Upvote:5
Just a partial answer here to one of the questions posed in the body (not in the title):
"Is it safe to assume that such marriages of marrying off a Christian daughter resulted in their forced conversion to Islam, and that they were not allowed to remain Christian?"
It was not always the case that the wife would convert to Islam, at least when the wife was a daughter of an emperor.
Theodora Kantakouzene, born c. 1330
Theodora was one of the three daughters of Emperor John VI Kantakouzenos by his wife Irene Asanina... In January 1346, to cement her father's alliance with the rising Ottoman emirate and to prevent the Ottomans from giving their aid to the Empress-regent Anna of Savoy during the ongoing civil war, she was betrothed to the Ottoman ruler, Orhan Gazi.
...Theodora remained a Christian after her marriage, and was active in supporting the Christians living under Ottoman rule.

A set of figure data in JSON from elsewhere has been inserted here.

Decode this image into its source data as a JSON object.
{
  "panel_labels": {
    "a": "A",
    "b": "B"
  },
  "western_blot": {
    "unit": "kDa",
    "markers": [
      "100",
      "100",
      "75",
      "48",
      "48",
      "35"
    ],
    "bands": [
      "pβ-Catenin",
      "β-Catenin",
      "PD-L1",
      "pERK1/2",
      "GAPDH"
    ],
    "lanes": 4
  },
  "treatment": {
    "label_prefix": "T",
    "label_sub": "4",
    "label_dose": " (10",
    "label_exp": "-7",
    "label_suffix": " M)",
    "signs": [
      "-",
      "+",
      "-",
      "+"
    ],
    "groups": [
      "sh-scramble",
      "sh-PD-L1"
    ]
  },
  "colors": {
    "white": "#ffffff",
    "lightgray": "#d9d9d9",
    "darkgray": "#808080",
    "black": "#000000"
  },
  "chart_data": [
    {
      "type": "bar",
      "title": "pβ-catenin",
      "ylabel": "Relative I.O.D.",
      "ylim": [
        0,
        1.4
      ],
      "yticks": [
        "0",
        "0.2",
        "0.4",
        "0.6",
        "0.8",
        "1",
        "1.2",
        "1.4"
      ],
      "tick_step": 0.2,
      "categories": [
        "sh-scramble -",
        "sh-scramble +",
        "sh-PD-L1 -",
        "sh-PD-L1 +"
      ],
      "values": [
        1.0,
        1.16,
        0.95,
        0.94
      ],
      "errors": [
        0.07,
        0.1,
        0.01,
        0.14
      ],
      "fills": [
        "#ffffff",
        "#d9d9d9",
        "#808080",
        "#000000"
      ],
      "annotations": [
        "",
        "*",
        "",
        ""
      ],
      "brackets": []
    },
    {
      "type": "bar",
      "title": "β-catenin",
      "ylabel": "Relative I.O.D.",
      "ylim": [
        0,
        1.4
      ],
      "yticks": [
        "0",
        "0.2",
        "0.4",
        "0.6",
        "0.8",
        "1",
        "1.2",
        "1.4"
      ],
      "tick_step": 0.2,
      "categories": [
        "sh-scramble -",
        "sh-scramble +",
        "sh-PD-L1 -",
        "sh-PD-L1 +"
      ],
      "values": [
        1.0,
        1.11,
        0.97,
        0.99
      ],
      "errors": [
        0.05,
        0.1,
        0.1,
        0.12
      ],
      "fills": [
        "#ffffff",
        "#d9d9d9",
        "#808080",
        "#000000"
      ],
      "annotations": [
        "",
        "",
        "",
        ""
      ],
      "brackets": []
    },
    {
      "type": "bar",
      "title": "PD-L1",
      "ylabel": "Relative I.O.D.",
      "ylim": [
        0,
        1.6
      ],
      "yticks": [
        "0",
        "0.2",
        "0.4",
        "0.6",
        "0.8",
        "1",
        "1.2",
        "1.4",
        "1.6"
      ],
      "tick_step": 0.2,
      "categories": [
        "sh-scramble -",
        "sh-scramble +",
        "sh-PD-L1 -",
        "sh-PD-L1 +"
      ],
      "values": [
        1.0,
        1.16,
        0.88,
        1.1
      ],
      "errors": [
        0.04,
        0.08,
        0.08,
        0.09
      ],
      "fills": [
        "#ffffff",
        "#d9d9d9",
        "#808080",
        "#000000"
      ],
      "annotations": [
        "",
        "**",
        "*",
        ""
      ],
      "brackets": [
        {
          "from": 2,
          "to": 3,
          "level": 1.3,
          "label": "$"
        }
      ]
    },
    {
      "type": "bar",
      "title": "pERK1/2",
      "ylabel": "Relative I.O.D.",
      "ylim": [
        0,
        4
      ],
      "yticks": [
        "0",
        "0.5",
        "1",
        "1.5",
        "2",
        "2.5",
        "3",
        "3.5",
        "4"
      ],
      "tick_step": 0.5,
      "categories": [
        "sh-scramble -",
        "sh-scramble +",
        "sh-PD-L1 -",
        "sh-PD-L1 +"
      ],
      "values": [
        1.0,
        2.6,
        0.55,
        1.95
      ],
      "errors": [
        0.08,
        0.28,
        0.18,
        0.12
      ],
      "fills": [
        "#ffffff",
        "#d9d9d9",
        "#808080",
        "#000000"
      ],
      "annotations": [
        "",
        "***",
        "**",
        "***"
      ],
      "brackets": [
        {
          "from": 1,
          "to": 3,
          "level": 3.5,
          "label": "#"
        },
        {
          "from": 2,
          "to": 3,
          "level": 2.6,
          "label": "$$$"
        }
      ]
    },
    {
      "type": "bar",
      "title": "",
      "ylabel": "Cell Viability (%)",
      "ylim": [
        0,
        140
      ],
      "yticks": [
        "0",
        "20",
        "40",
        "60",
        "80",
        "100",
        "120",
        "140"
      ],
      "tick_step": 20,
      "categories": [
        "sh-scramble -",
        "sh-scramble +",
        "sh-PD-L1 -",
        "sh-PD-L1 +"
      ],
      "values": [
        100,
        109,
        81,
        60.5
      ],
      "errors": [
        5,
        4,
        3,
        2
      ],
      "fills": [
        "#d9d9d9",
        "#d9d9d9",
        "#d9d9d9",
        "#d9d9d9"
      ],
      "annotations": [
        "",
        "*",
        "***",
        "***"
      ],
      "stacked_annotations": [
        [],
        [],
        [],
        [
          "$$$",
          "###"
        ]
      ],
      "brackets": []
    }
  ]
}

I have nothing to offer on how other Byzantines viewed this arrangement, but as @Spencer comments, when the emperor supports it do other Byzantines matter?
She is known to have returned to the palace in Constantinople after her husband the Sultan's death in 1362. Last we know of her she is imprisoned by Andronikos IV (reigned just 1379–81) but this is more likely to be because he usurped his own father than another factor.